By Chad Berndtson, CRN July 14, 2009
If Microsoft didn't offer a clarified time line for the Release to Manufacturing (RTM) step in its Windows 7 rollout, it at least urged observers not to "believe everything you read on the Internet" with regard to the rampant Windows 7 rumor mill and whether Windows 7 was finished. A blog response from Microsoft addressed rumors that the Windows 7 RTM had leaked, thanks to Windows 7 Ultimate edition 32- and 64-bit versions turning up on various BitTorrent clients for download.

They're not real, claims Microsoft.

"We are close, but have not yet signed off on Windows 7," wrote Microsoft spokesman Brandon LeBlanc on the Windows 7 blog. "When we RTM you will most certainly hear it here. As we've said all along, we will RTM Windows 7 when it's ready. As previously stated, we expect Windows 7 to RTM in the 2nd half of July."

LeBlanc said Microsoft needs to get to a point of "global readiness" with its partners and references a May blog post from Steven Sinofsky, recently named Microsoft Windows Division President, that suggested Windows 7 isn't a "single point in time." RTM, according to LeBlanc, is "essentially the final 'stage' of engineering for Windows 7 before it hits the market at general availability." The post goes on to answer questions about leaked builds of Windows 7: "As always, beware of what you download."

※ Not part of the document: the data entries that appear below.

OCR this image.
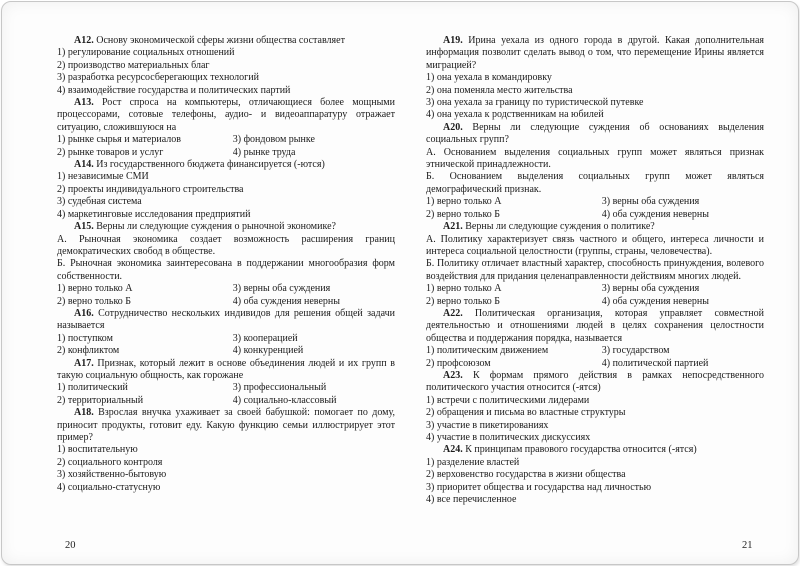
А12. Основу экономической сферы жизни общества составляет

1) регулирование социальных отношений

2) производство материальных благ

3) разработка ресурсосберегающих технологий

4) взаимодействие государства и политических партий

А13. Рост спроса на компьютеры, отличающиеся более мощными процессорами, сотовые телефоны, аудио- и видеоаппаратуру отражает ситуацию, сложившуюся на

1) рынке сырья и материалов	3) фондовом рынке
2) рынке товаров и услуг	4) рынке труда

А14. Из государственного бюджета финансируется (-ются)

1) независимые СМИ

2) проекты индивидуального строительства

3) судебная система

4) маркетинговые исследования предприятий

А15. Верны ли следующие суждения о рыночной экономике?

А. Рыночная экономика создает возможность расширения границ демократических свобод в обществе.

Б. Рыночная экономика заинтересована в поддержании многообразия форм собственности.

1) верно только А	3) верны оба суждения
2) верно только Б	4) оба суждения неверны

А16. Сотрудничество нескольких индивидов для решения общей задачи называется

1) поступком	3) кооперацией
2) конфликтом	4) конкуренцией

А17. Признак, который лежит в основе объединения людей и их групп в такую социальную общность, как горожане

1) политический	3) профессиональный
2) территориальный	4) социально-классовый

А18. Взрослая внучка ухаживает за своей бабушкой: помогает по дому, приносит продукты, готовит еду. Какую функцию семьи иллюстрирует этот пример?

1) воспитательную

2) социального контроля

3) хозяйственно-бытовую

4) социально-статусную

А19. Ирина уехала из одного города в другой. Какая дополнительная информация позволит сделать вывод о том, что перемещение Ирины является миграцией?

1) она уехала в командировку

2) она поменяла место жительства

3) она уехала за границу по туристической путевке

4) она уехала к родственникам на юбилей

А20. Верны ли следующие суждения об основаниях выделения социальных групп?

А. Основанием выделения социальных групп может являться признак этнической принадлежности.

Б. Основанием выделения социальных групп может являться демографический признак.

1) верно только А	3) верны оба суждения
2) верно только Б	4) оба суждения неверны

А21. Верны ли следующие суждения о политике?

А. Политику характеризует связь частного и общего, интереса личности и интереса социальной целостности (группы, страны, человечества).

Б. Политику отличает властный характер, способность принуждения, волевого воздействия для придания целенаправленности действиям многих людей.

1) верно только А	3) верны оба суждения
2) верно только Б	4) оба суждения неверны

А22. Политическая организация, которая управляет совместной деятельностью и отношениями людей в целях сохранения целостности общества и поддержания порядка, называется

1) политическим движением	3) государством
2) профсоюзом	4) политической партией

А23. К формам прямого действия в рамках непосредственного политического участия относится (-ятся)

1) встречи с политическими лидерами

2) обращения и письма во властные структуры

3) участие в пикетированиях

4) участие в политических дискуссиях

А24. К принципам правового государства относится (-ятся)

1) разделение властей

2) верховенство государства в жизни общества

3) приоритет общества и государства над личностью

4) все перечисленное

20	21
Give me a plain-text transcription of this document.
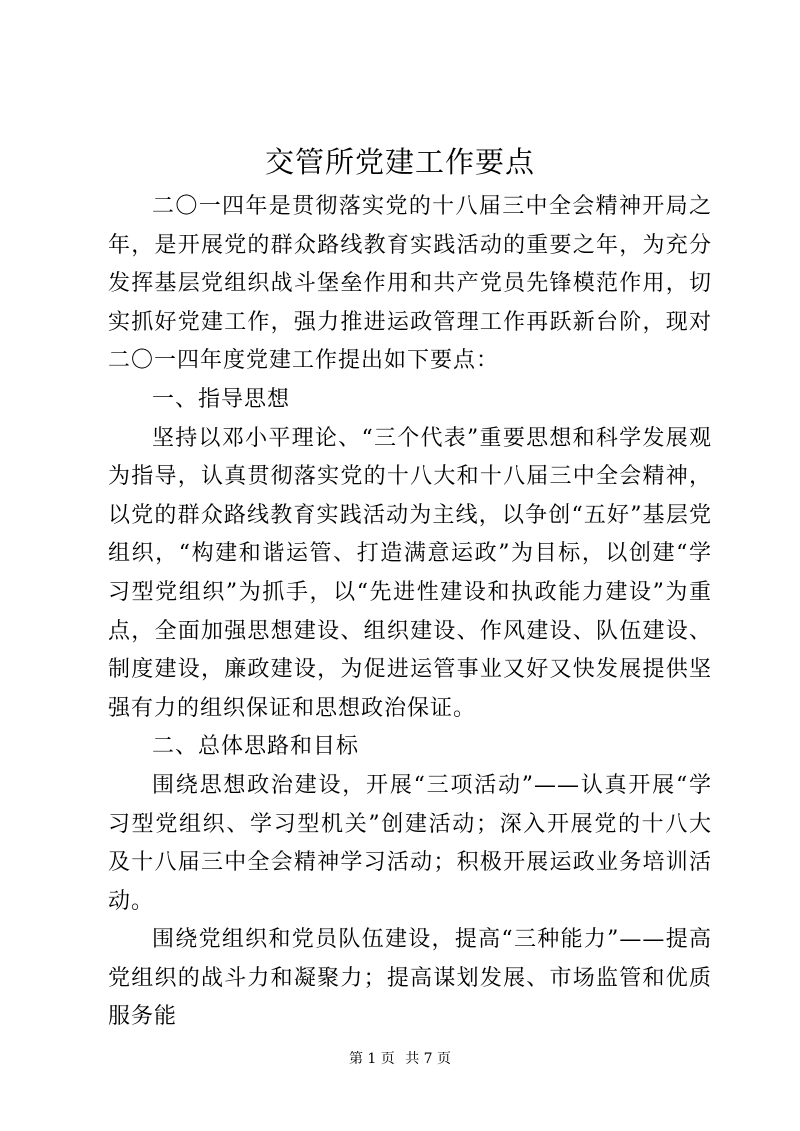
交管所党建工作要点

二〇一四年是贯彻落实党的十八届三中全会精神开局之年，是开展党的群众路线教育实践活动的重要之年，为充分发挥基层党组织战斗堡垒作用和共产党员先锋模范作用，切实抓好党建工作，强力推进运政管理工作再跃新台阶，现对二〇一四年度党建工作提出如下要点：

一、指导思想

坚持以邓小平理论、“三个代表”重要思想和科学发展观为指导，认真贯彻落实党的十八大和十八届三中全会精神，以党的群众路线教育实践活动为主线，以争创“五好”基层党组织，“构建和谐运管、打造满意运政”为目标，以创建“学习型党组织”为抓手，以“先进性建设和执政能力建设”为重点，全面加强思想建设、组织建设、作风建设、队伍建设、制度建设，廉政建设，为促进运管事业又好又快发展提供坚强有力的组织保证和思想政治保证。

二、总体思路和目标

围绕思想政治建设，开展“三项活动”——认真开展“学习型党组织、学习型机关”创建活动；深入开展党的十八大及十八届三中全会精神学习活动；积极开展运政业务培训活动。

围绕党组织和党员队伍建设，提高“三种能力”——提高党组织的战斗力和凝聚力；提高谋划发展、市场监管和优质服务能

第 1 页 共 7 页
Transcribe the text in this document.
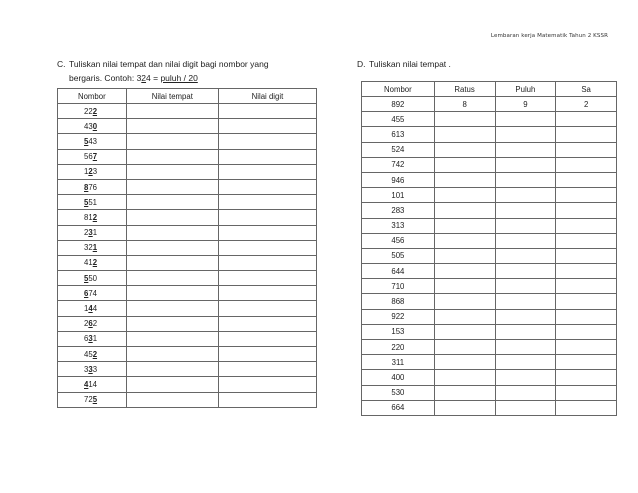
Lembaran kerja Matematik Tahun 2 KSSR
C. Tuliskan nilai tempat dan nilai digit bagi nombor yang
bergaris. Contoh: 324 = puluh / 20
Nombor	Nilai tempat	Nilai digit
222		
430		
543		
567		
123		
876		
551		
812		
231		
321		
412		
550		
674		
144		
262		
631		
452		
333		
414		
725		
D. Tuliskan nilai tempat .
Nombor	Ratus	Puluh	Sa
892	8	9	2
455			
613			
524			
742			
946			
101			
283			
313			
456			
505			
644			
710			
868			
922			
153			
220			
311			
400			
530			
664			
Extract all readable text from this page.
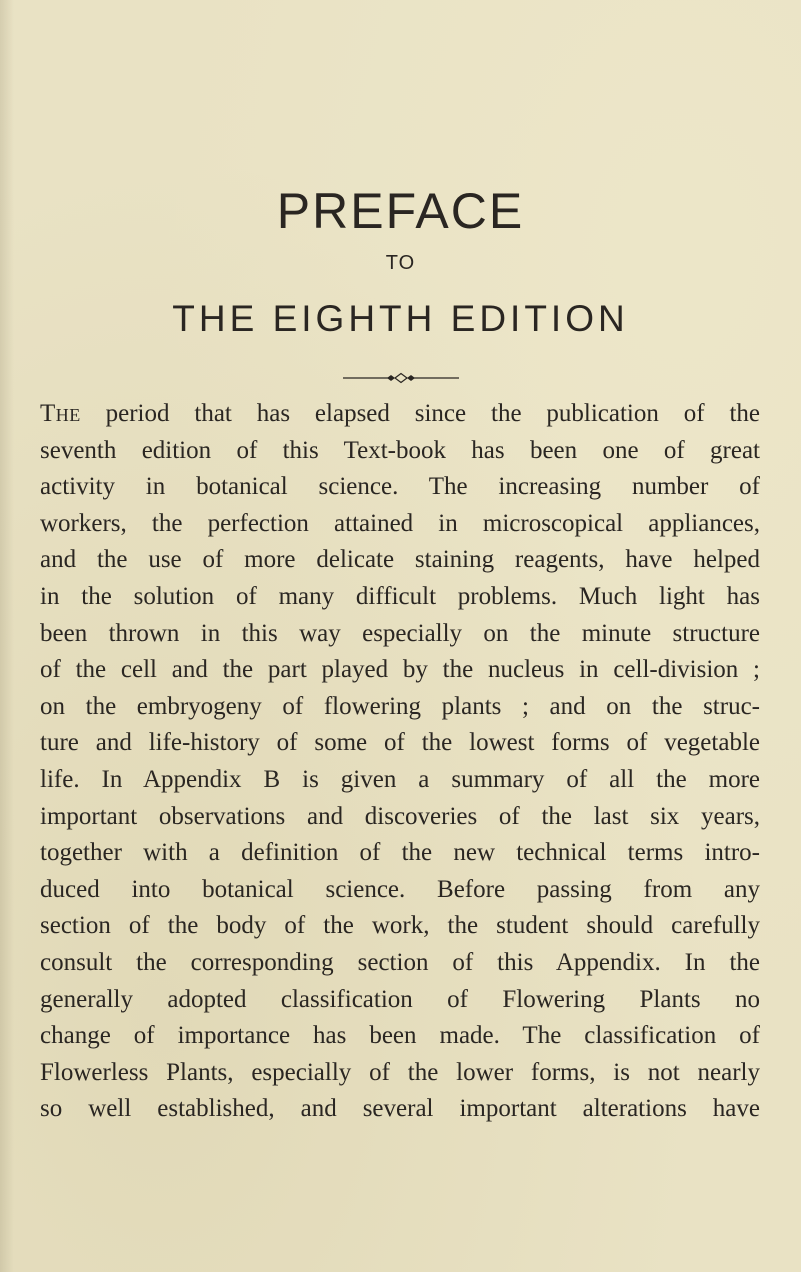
PREFACE
TO
THE EIGHTH EDITION
The period that has elapsed since the publication of the
seventh edition of this Text-book has been one of great
activity in botanical science. The increasing number of
workers, the perfection attained in microscopical appliances,
and the use of more delicate staining reagents, have helped
in the solution of many difficult problems. Much light has
been thrown in this way especially on the minute structure
of the cell and the part played by the nucleus in cell-division ;
on the embryogeny of flowering plants ; and on the struc-
ture and life-history of some of the lowest forms of vegetable
life. In Appendix B is given a summary of all the more
important observations and discoveries of the last six years,
together with a definition of the new technical terms intro-
duced into botanical science. Before passing from any
section of the body of the work, the student should carefully
consult the corresponding section of this Appendix. In the
generally adopted classification of Flowering Plants no
change of importance has been made. The classification of
Flowerless Plants, especially of the lower forms, is not nearly
so well established, and several important alterations have
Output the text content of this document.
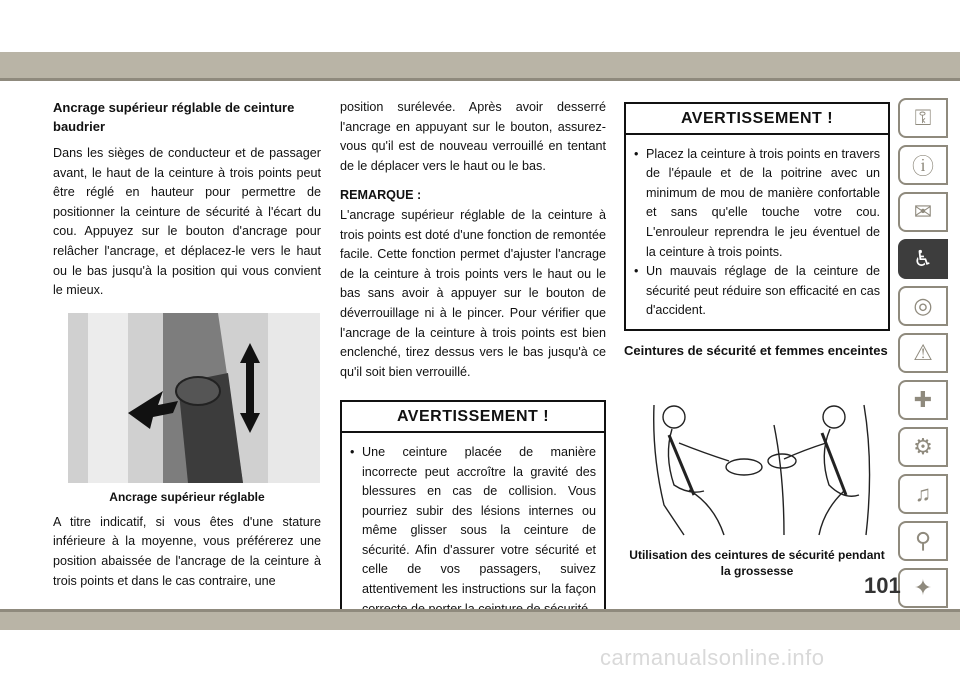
Ancrage supérieur réglable de ceinture baudrier

Dans les sièges de conducteur et de passager avant, le haut de la ceinture à trois points peut être réglé en hauteur pour permettre de positionner la ceinture de sécurité à l'écart du cou. Appuyez sur le bouton d'ancrage pour relâcher l'ancrage, et déplacez-le vers le haut ou le bas jusqu'à la position qui vous convient le mieux.

Ancrage supérieur réglable

A titre indicatif, si vous êtes d'une stature inférieure à la moyenne, vous préférerez une position abaissée de l'ancrage de la ceinture à trois points et dans le cas contraire, une

position surélevée. Après avoir desserré l'ancrage en appuyant sur le bouton, assurez-vous qu'il est de nouveau verrouillé en tentant de le déplacer vers le haut ou le bas.

REMARQUE :

L'ancrage supérieur réglable de la ceinture à trois points est doté d'une fonction de remontée facile. Cette fonction permet d'ajuster l'ancrage de la ceinture à trois points vers le haut ou le bas sans avoir à appuyer sur le bouton de déverrouillage ni à le pincer. Pour vérifier que l'ancrage de la ceinture à trois points est bien enclenché, tirez dessus vers le bas jusqu'à ce qu'il soit bien verrouillé.

AVERTISSEMENT !
• Une ceinture placée de manière incorrecte peut accroître la gravité des blessures en cas de collision. Vous pourriez subir des lésions internes ou même glisser sous la ceinture de sécurité. Afin d'assurer votre sécurité et celle de vos passagers, suivez attentivement les instructions sur la façon
AVERTISSEMENT !
• Placez la ceinture à trois points en travers de l'épaule et de la poitrine avec un minimum de mou de manière confortable et sans qu'elle touche votre cou. L'enrouleur reprendra le jeu éventuel de la ceinture à trois points.
• Un mauvais réglage de la ceinture de sécurité peut réduire son efficacité en cas d'accident.
Ceintures de sécurité et femmes enceintes
Utilisation des ceintures de sécurité pendant la grossesse
⚿
ⓘ
✉
♿
◎
⚠
✚
⚙
♫
⚲
✦
101
carmanualsonline.info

While Windows 7 is a hot topic of conversation at Microsoft's Worldwide Partner Conference in New Orleans, there are other signs that enthusiasm for Windows 7 is fairly curbed. A survey of 1,100 IT administrators by ScriptLogic found that 59.3 percent of those administrators had "no current plans to deploy Windows 7," and only 5.4 percent sad they planned to deploy Windows 7 by the end of 2009.